An interview with Mitch Morris, MD, Vice Chair and US and Global Health Care leader; Greg Scott, Vice Chair and US health plans leader; and Greg Reh, Vice Chair and US and Global Life Sciences leader.
What should health care and life sciences organizations be doing in the coming year to address industry trends?
Dr. Mitch Morris: There’s a saying in the provider industry, “Go big or get out” and that mantra is getting louder as providers meet the challenges of emerging marketplace trends. We’re seeing increased investment in connected health, the exploration of new opportunities for both expansion and consolidation, and the continuing march forward on strategies to reduce cost and build operational value.
Technology-enabled processes at the center of connected health are evolving, enabling consumers to manage their care in new and innovative ways, and the industry must continue to meet the challenge by streamlining services, providing sufficient access to information and optimizing cost-reduction options.
The shift from volume to value is still a work in progress, but it is moving from a voluntary thing to an organizational necessity. This will require providers to measure and report on a variety of quality measures, laying the foundation for a needed transition to pay-for-value system.
With an increasing overlap in services under accountable care, providers are taking advantage of the need to build new partnerships and a competitive edge, while refining relationships with health plans and better aligning incentives. Regulatory changes are driving new actions on the part of providers. Alternative payment models, for example, will become a natural outgrowth of MACRA.
Going big means that providers can look for more efficient and productive strategies to achieve scale, manage unit costs and build value.
Greg Scott: Addressing trends in health care, and organizing the best possible response to the ever-evolving health care ecosystem, begins with information. Leveraging data analytics aggressively, which could save the industry $300 billion, begins with changing the way we view the enterprise value of analytics. It needs to be approached as a priority corporate strategy with CEO input, not just as a technology issue for the CIO.
To meet value-based care objectives, health plans need to become more collaborative. Plans are no longer confined to negotiating value-driven contracts with providers and can utilize new tactics, such as critical enabling technologies and competencies, to demonstrate a commitment to working in concert with providers on better strategies, cost savings and outcomes.
The customer experience isn’t always considered a strength in the industry, but consumer behaviors are changing quickly, and plans should be devising ways to better connect with their customers who are increasingly using non-conventional tools to manage their care.
That also means a greater investment – both financial and strategic – in innovation, both as individual enterprises looking to energize their own businesses and as part of the growing ecosystem. Plans need to write an Innovation playbook that includes offensive, defensive and collaborative plays.
Plans need to also consider navigating government programs and interests, as many plans are heavily invested in Medicare, and Medicaid among other government programs. The government business is getting bigger, but easier for health plan organizations. It will continue to reward businesses that bring a consistent focus and operational discipline to the management and oversight of government programs.
Greg Reh: As the life sciences move toward more patient-centric models, companies have an opportunity to improve patient engagement to perhaps aid in compliance within certain therapies or by support initiatives already in place.

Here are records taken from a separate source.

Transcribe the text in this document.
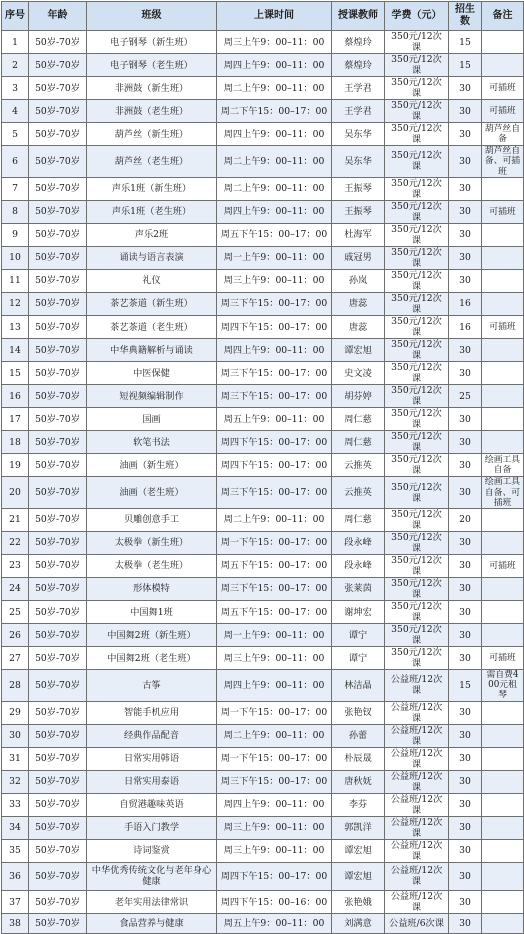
序号	年龄	班级	上课时间	授课教师	学费（元）	招生数	备注
1	50岁-70岁	电子钢琴（新生班）	周三上午9：00–11：00	蔡煌玲	350元/12次课	15	
2	50岁-70岁	电子钢琴（老生班）	周四上午9：00–11：00	蔡煌玲	350元/12次课	15	
3	50岁-70岁	非洲鼓（新生班）	周二上午9：00–11：00	王学君	350元/12次课	30	可插班
4	50岁-70岁	非洲鼓（老生班）	周二下午15：00–17：00	王学君	350元/12次课	30	可插班
5	50岁-70岁	葫芦丝（新生班）	周四上午9：00–11：00	吴东华	350元/12次课	30	葫芦丝自备
6	50岁-70岁	葫芦丝（老生班）	周二上午9：00–11：00	吴东华	350元/12次课	30	葫芦丝自备、可插班
7	50岁-70岁	声乐1班（新生班）	周二上午9：00–11：00	王振琴	350元/12次课	30	
8	50岁-70岁	声乐1班（老生班）	周四上午9：00–11：00	王振琴	350元/12次课	30	可插班
9	50岁-70岁	声乐2班	周五下午15：00–17：00	杜海军	350元/12次课	30	
10	50岁-70岁	诵读与语言表演	周一上午9：00–11：00	戚冠男	350元/12次课	30	
11	50岁-70岁	礼仪	周三上午9：00–11：00	孙岚	350元/12次课	30	
12	50岁-70岁	茶艺茶道（新生班）	周三下午15：00–17：00	唐蕊	350元/12次课	16	
13	50岁-70岁	茶艺茶道（老生班）	周四下午15：00–17：00	唐蕊	350元/12次课	16	可插班
14	50岁-70岁	中华典籍解析与诵读	周四上午9：00–11：00	谭宏旭	350元/12次课	30	
15	50岁-70岁	中医保健	周三下午15：00–17：00	史文凌	350元/12次课	30	
16	50岁-70岁	短视频编辑制作	周三下午15：00–17：00	胡芬婷	350元/12次课	25	
17	50岁-70岁	国画	周五上午9：00–11：00	周仁慈	350元/12次课	30	
18	50岁-70岁	软笔书法	周四下午15：00–17：00	周仁慈	350元/12次课	30	
19	50岁-70岁	油画（新生班）	周四下午15：00–17：00	云推英	350元/12次课	30	绘画工具自备
20	50岁-70岁	油画（老生班）	周三下午15：00–17：00	云推英	350元/12次课	30	绘画工具自备、可插班
21	50岁-70岁	贝雕创意手工	周二上午9：00–11：00	周仁慈	350元/12次课	20	
22	50岁-70岁	太极拳（新生班）	周一下午15：00–17：00	段永峰	350元/12次课	30	
23	50岁-70岁	太极拳（老生班）	周五下午15：00–17：00	段永峰	350元/12次课	30	可插班
24	50岁-70岁	形体模特	周三下午15：00–17：00	张莱茵	350元/12次课	30	
25	50岁-70岁	中国舞1班	周五下午15：00–17：00	谢坤宏	350元/12次课	30	
26	50岁-70岁	中国舞2班（新生班）	周一上午9：00–11：00	谭宁	350元/12次课	30	
27	50岁-70岁	中国舞2班（老生班）	周三上午9：00–11：00	谭宁	350元/12次课	30	可插班
28	50岁-70岁	古筝	周四上午9：00–11：00	林洁晶	公益班/12次课	15	需自费400元租琴
29	50岁-70岁	智能手机应用	周一下午15：00–17：00	张艳钗	公益班/12次课	30	
30	50岁-70岁	经典作品配音	周二上午9：00–11：00	孙蕾	公益班/12次课	30	
31	50岁-70岁	日常实用韩语	周一下午15：00–17：00	朴辰晟	公益班/12次课	30	
32	50岁-70岁	日常实用泰语	周三下午15：00–17：00	唐秋妩	公益班/12次课	30	
33	50岁-70岁	自贸港趣味英语	周四上午9：00–11：00	李芬	公益班/12次课	30	
34	50岁-70岁	手语入门教学	周三上午9：00–11：00	郭凯洋	公益班/12次课	30	
35	50岁-70岁	诗词鉴赏	周三上午9：00–11：00	谭宏旭	公益班/12次课	30	
36	50岁-70岁	中华优秀传统文化与老年身心健康	周四下午15：00–17：00	谭宏旭	公益班/12次课	30	
37	50岁-70岁	老年实用法律常识	周四下午15：00–16：00	张艳娥	公益班/12次课	30	
38	50岁-70岁	食品营养与健康	周五上午9：00–11：00	刘满意	公益班/6次课	30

The key components of an evolving system to achieve those objectives are data analytics, cost management and governance – analytics to help determine factors such as discontinuation risk, the move toward effective cost-cutting measures, and governance around how data is used and how patient engagement programs are instituted.
Greater integration across research and development, manufacturing and commercial organizations can enable a more holistic approach to addressing operational complexities and managing business risk.
For pharma, biotech and medtech companies, identifying and analyzing operational efficiencies can lead to the development of more innovative offerings while potentially keeping research and development costs down.
Life sciences organizations, in response to the industry-wide trends on cost, value and service, can and should be implementing different value models rather than continuing to rely on more conventional means of funding programs and controlling expense.
They will also continue to recalibrate their businesses, through mergers and acquisitions, consolidation of service and product lines to achieve more efficient scales of specialization, and to push further into new markets. And they will continue to manage risk and the demands of regulatory compliance by being more proactive in governing their operational processes.